Lately, I have been taking great comfort in this reality. If I am in the process of dying, perhaps I shouldn’t take myself so seriously. When I screw something up or miss an opportunity, oh well! I won’t be around forever to suffer the consequences. What a relief! If I never reach that dream of being a star musician or don’t quite get around to achieving career perfection, not to worry! It may all be for naught in the end, right? Unless I achieve true renown, most people probably won’t remember me in a generation or two.
At the same time, not knowing exactly when I will die probably means that I shouldn’t forgo my deadlines and responsibilities from day to day. I may be around for a while and have to deal with the consequences. Soooo, maybe I shouldn’t eat pizza for dinner, five days in a row, if I want to keep my health going. Maybe I shouldn’t blow off that meeting, if I want to keep good relations. The limitedness of my life on earth doesn’t preclude me from my promises and obligations as a person, a family member, a citizen of my community.

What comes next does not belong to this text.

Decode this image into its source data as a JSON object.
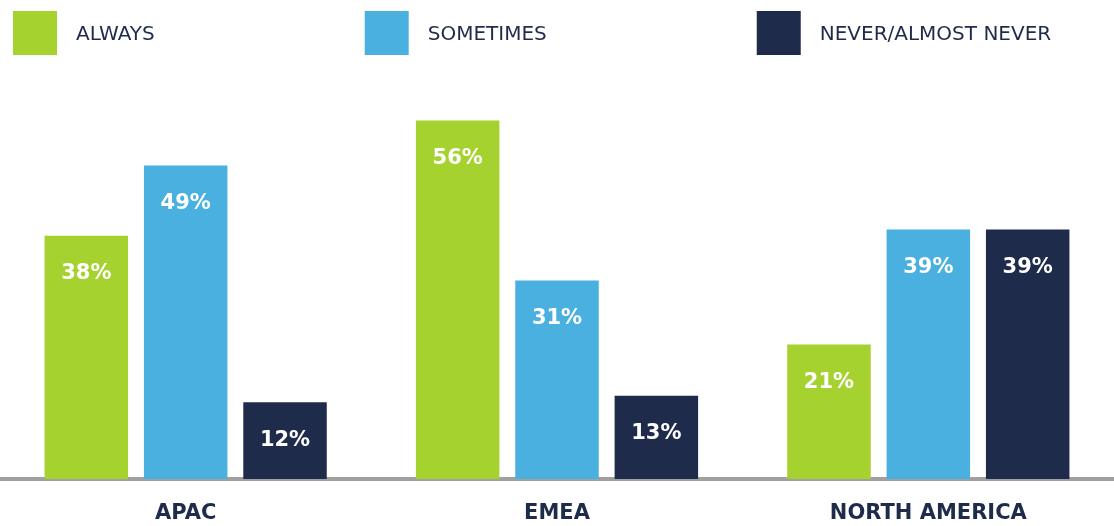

I find there’s a certain irony to this time of year we are in, when Halloween or All Hallow’s Eve (October 31), All Saints Day (November 1), and All Souls Day (November 2) are celebrated in immediate succession in the Christian and Gregorian calendars. We celebrate the saints and the souls in a matter of 48 hours. We celebrate the people who achieved greatness in their lifetime, who exemplified the highest virtues and spiritual demeanor. And we also celebrate the dead, those who have gone before us, who left traces of themselves in our lifetimes through memories and stories we keep. And the deeper we go into November, here in the Northern Hemisphere, we find ourselves with the darker days of winter upon us, with trees losing leaves and colder weather whispering to us like the soft breath of the grim reaper. Death feels closer. We go inward looking for answers.
The proximity of these days of sainthood and death together can be a fascinating exercise in meditation. When I look at all the turmoil that is going on in our world these days — deadly shootings, wars and crimes against humanity, climate change upending our seasons and weather patterns, democracy and freedom in jeopardy — I feel the weight of the world on me. Yet somehow it helps to remember that I am dying, we are all dying, that there is no pain greater than death, that our lives and the state of things around us are impermanent. Circumstances could turn for the better or worse at any moment. Yes, we could throw caution to the wind and say to hell with it all. But then what? While we await our final conclusion, we still have to live amidst the turmoil, with one another, on this planet, in time and space. For all we know, it could be a while. So, we best do something with our precious time here. Like the saints with their saintly lives, perhaps we can align ourselves to a greater good, a higher power, a presence of mind and body. Perhaps there is some small legacy we can leave behind after our passing. Moment by moment, the world can turn and turn again. All we have is now.